On optics of human meridians


Two kind of experiments are developed:

One of the experiments is realised to visualize acupuncture meridians using infrared thermal imaging technique in subjects at different day times, and it has been found evidence that human meridians are a source of infrared radiation, so their silhouette can be seen in the images.

An alternative experiment that also use infrared thermal imaging technique to detect meridians, but in this case provoking a heating in related acupuncture points, can be found in [1].

The other experiment is to measure optical transport properties of light propagating along the meridians compared to non meridian trajectories of light, for this they project laser in acupuncture points of the pericardium meridian and in other non acupuncture points, and compare the relative attenuation rates of light propagating along the pericardium meridian and non-meridian directions at the same distance by putting a detector (connected to a photomultiplier) in different related acupuncture meridian points or in non related points.

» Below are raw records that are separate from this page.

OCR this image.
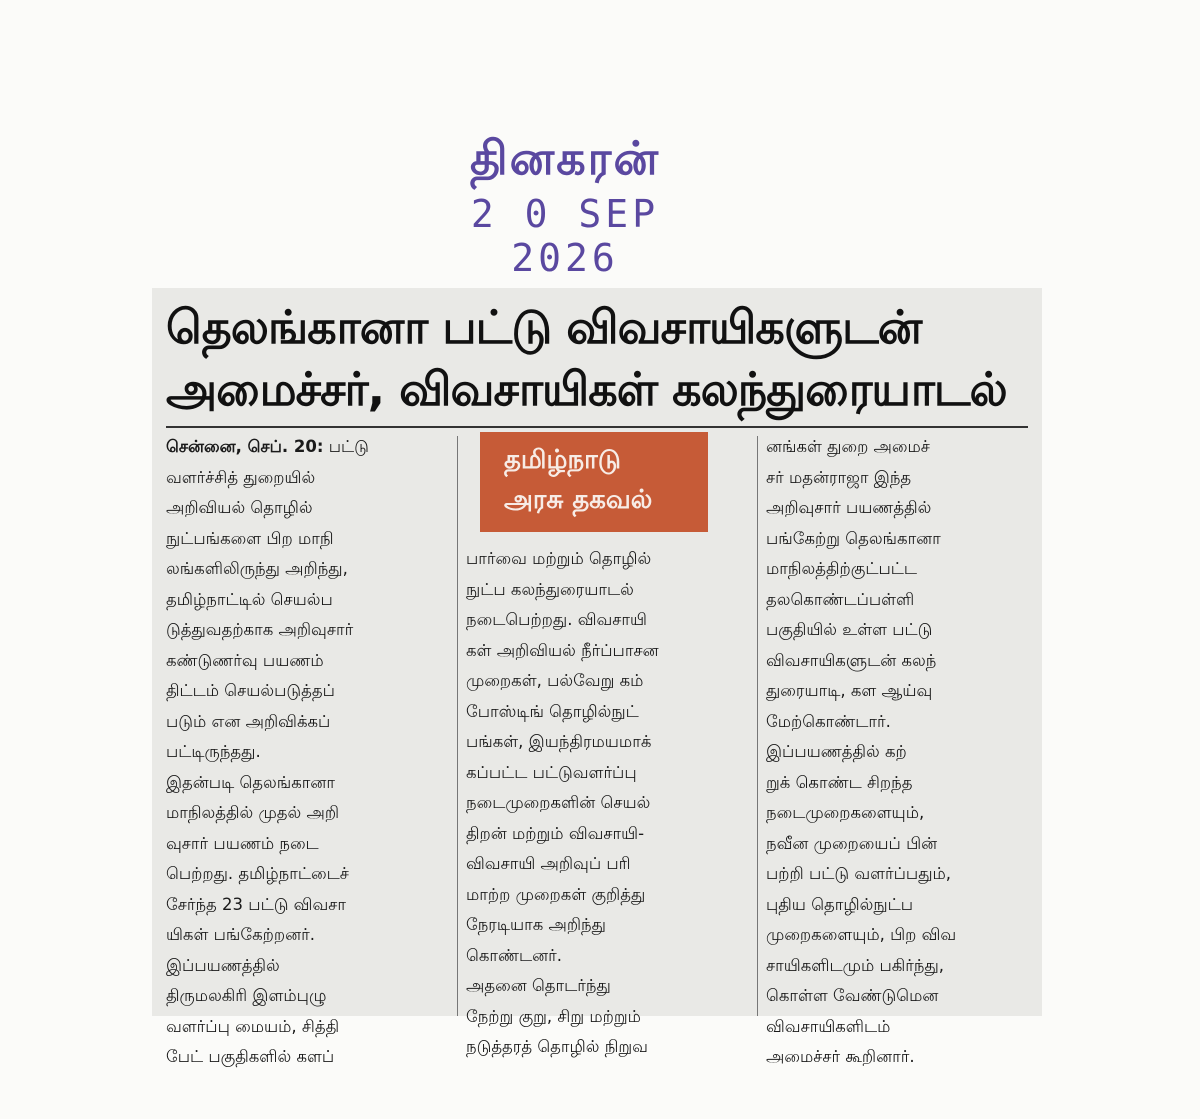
தினகரன்
2 0 SEP 2026
தெலங்கானா பட்டு விவசாயிகளுடன்
அமைச்சர், விவசாயிகள் கலந்துரையாடல்

சென்னை, செப். 20: பட்டு

வளர்ச்சித் துறையில்

அறிவியல் தொழில்

நுட்பங்களை பிற மாநி

லங்களிலிருந்து அறிந்து,

தமிழ்நாட்டில் செயல்ப

டுத்துவதற்காக அறிவுசார்

கண்டுணர்வு பயணம்

திட்டம் செயல்படுத்தப்

படும் என அறிவிக்கப்

பட்டிருந்தது.

இதன்படி தெலங்கானா

மாநிலத்தில் முதல் அறி

வுசார் பயணம் நடை

பெற்றது. தமிழ்நாட்டைச்

சேர்ந்த 23 பட்டு விவசா

யிகள் பங்கேற்றனர்.

இப்பயணத்தில்

திருமலகிரி இளம்புழு

வளர்ப்பு மையம், சித்தி

பேட் பகுதிகளில் களப்

தமிழ்நாடு
அரசு தகவல்

பார்வை மற்றும் தொழில்

நுட்ப கலந்துரையாடல்

நடைபெற்றது. விவசாயி

கள் அறிவியல் நீர்ப்பாசன

முறைகள், பல்வேறு கம்

போஸ்டிங் தொழில்நுட்

பங்கள், இயந்திரமயமாக்

கப்பட்ட பட்டுவளர்ப்பு

நடைமுறைகளின் செயல்

திறன் மற்றும் விவசாயி-

விவசாயி அறிவுப் பரி

மாற்ற முறைகள் குறித்து

நேரடியாக அறிந்து

கொண்டனர்.

அதனை தொடர்ந்து

நேற்று குறு, சிறு மற்றும்

நடுத்தரத் தொழில் நிறுவ

னங்கள் துறை அமைச்

சர் மதன்ராஜா இந்த

அறிவுசார் பயணத்தில்

பங்கேற்று தெலங்கானா

மாநிலத்திற்குட்பட்ட

தலகொண்டப்பள்ளி

பகுதியில் உள்ள பட்டு

விவசாயிகளுடன் கலந்

துரையாடி, கள ஆய்வு

மேற்கொண்டார்.

இப்பயணத்தில் கற்

றுக் கொண்ட சிறந்த

நடைமுறைகளையும்,

நவீன முறையைப் பின்

பற்றி பட்டு வளர்ப்பதும்,

புதிய தொழில்நுட்ப

முறைகளையும், பிற விவ

சாயிகளிடமும் பகிர்ந்து,

கொள்ள வேண்டுமென

விவசாயிகளிடம்

அமைச்சர் கூறினார்.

They have found that the light attenuation is lower along the meridian direction than in the non-meridian direction, this confirms a previous study of the same authors [2] that use other acupuncture point but that has similar experimental setup.

[1] Schlebusch, K. P., Maric-Oehler, W., & Popp, F. A. (2005). Biophotonics in the infrared spectral range reveal acupuncture meridian structure of the body. Journal of Alternative & Complementary Medicine, 11(1), 171-173.

[2] Yang, H. Q., Xie, S. S., Liu, S. H., Li, H., & Guo, Z. Y. (2007). Differences in optical transport properties between human meridian and non-meridian. The American journal of Chinese medicine, 35(05), 743-752.